Even more promising is the 89 percent of financial services professionals who indicate a willingness to report wrongdoing given protections and incentives such as those offered by the SEC Whistleblower Program. This result—coupled with the high percentage of individuals who report awareness of wrongdoing in the workplace—offers the industry's best hope for reform. However, as 37 percent of respondents say they are still unaware of the program, it is imperative that regulatory and enforcement authorities and financial services firms step up efforts to educate employees and the public on the importance of reporting wrongdoing in the workplace, internally or externally.

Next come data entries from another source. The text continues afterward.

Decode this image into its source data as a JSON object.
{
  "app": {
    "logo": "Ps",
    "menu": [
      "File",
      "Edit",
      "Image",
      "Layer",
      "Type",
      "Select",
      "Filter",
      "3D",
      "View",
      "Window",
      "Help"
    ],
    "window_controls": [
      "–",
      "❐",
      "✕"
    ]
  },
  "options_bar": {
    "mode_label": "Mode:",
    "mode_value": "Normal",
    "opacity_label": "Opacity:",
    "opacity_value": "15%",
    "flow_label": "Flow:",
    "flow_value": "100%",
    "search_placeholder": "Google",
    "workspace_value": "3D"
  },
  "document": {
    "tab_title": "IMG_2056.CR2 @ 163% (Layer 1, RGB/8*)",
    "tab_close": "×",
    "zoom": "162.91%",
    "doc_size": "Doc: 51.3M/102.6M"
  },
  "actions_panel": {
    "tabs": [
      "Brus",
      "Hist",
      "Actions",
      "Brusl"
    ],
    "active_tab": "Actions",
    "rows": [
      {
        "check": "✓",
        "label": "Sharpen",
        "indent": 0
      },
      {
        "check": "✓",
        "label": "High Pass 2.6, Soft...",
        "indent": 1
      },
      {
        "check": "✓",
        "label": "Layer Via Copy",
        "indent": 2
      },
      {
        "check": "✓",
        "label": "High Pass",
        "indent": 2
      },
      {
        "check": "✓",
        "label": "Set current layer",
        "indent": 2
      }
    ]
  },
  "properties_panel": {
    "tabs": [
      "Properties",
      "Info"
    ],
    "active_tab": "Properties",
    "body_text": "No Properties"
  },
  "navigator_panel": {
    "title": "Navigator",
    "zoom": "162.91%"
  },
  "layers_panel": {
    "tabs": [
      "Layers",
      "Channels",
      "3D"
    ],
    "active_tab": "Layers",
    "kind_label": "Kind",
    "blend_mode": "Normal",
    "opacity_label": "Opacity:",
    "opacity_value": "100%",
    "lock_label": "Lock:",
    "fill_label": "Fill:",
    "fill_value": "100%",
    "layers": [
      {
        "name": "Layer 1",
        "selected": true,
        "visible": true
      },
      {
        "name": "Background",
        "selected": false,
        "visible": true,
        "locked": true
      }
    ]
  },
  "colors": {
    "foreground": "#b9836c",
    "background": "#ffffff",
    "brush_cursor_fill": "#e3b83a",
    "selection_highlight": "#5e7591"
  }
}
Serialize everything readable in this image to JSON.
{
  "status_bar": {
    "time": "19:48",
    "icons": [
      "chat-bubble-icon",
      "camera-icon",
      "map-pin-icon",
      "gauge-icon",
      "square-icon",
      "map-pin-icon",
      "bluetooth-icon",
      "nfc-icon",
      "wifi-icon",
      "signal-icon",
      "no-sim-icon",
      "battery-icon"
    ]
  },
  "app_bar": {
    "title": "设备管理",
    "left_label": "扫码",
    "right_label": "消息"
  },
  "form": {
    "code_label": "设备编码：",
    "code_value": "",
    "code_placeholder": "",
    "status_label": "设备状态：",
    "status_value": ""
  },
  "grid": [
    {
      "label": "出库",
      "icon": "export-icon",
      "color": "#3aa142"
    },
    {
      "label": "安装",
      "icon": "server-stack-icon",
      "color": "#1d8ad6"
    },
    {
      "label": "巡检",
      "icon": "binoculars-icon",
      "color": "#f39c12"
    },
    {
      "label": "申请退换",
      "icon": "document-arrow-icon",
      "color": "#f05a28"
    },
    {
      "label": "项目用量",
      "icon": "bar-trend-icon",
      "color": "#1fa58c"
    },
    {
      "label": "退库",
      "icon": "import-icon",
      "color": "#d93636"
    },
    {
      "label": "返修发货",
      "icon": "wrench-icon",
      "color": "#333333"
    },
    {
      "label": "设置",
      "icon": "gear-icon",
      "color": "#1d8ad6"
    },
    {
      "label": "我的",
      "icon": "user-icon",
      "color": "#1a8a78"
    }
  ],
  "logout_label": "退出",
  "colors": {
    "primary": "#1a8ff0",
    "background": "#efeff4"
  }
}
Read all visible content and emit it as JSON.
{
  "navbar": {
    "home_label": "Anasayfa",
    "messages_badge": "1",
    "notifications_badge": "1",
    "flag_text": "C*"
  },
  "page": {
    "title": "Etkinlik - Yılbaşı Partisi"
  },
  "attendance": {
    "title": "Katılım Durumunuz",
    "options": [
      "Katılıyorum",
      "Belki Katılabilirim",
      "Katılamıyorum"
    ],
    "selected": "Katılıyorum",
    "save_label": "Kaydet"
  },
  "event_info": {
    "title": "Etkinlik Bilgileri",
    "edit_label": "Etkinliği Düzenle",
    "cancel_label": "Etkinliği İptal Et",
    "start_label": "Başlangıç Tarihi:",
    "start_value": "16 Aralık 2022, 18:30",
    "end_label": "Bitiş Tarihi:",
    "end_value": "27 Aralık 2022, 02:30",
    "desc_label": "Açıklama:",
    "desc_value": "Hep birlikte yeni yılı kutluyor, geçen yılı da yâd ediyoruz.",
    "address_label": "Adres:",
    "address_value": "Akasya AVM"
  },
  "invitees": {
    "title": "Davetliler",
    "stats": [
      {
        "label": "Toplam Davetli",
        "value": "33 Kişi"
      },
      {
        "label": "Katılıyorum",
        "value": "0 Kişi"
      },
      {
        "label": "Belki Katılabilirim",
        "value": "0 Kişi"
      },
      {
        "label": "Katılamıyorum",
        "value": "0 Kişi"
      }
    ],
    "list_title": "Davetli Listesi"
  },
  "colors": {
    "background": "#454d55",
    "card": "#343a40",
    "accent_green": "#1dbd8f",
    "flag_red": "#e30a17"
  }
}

"The SEC Whistleblower Program and other similar programs have effectively deputized all of us to report possible violations of law. As a result, the probability of detection has dramatically increased. Responsible organizations would be wise to redouble their efforts to establish and maintain a culture of integrity—where doing the right thing and speaking up are the norm," Thomas said.
Between Dec. 22, 2014, and Jan. 23, 2015, 1,223 participants were surveyed using an email-based online panel. Respondents were employed in the financial services/banking industry in the U.S. and UK as account executives, financial/investment/wealth advisors, financial analysts, investment bankers, branch/operations management, and portfolio managers.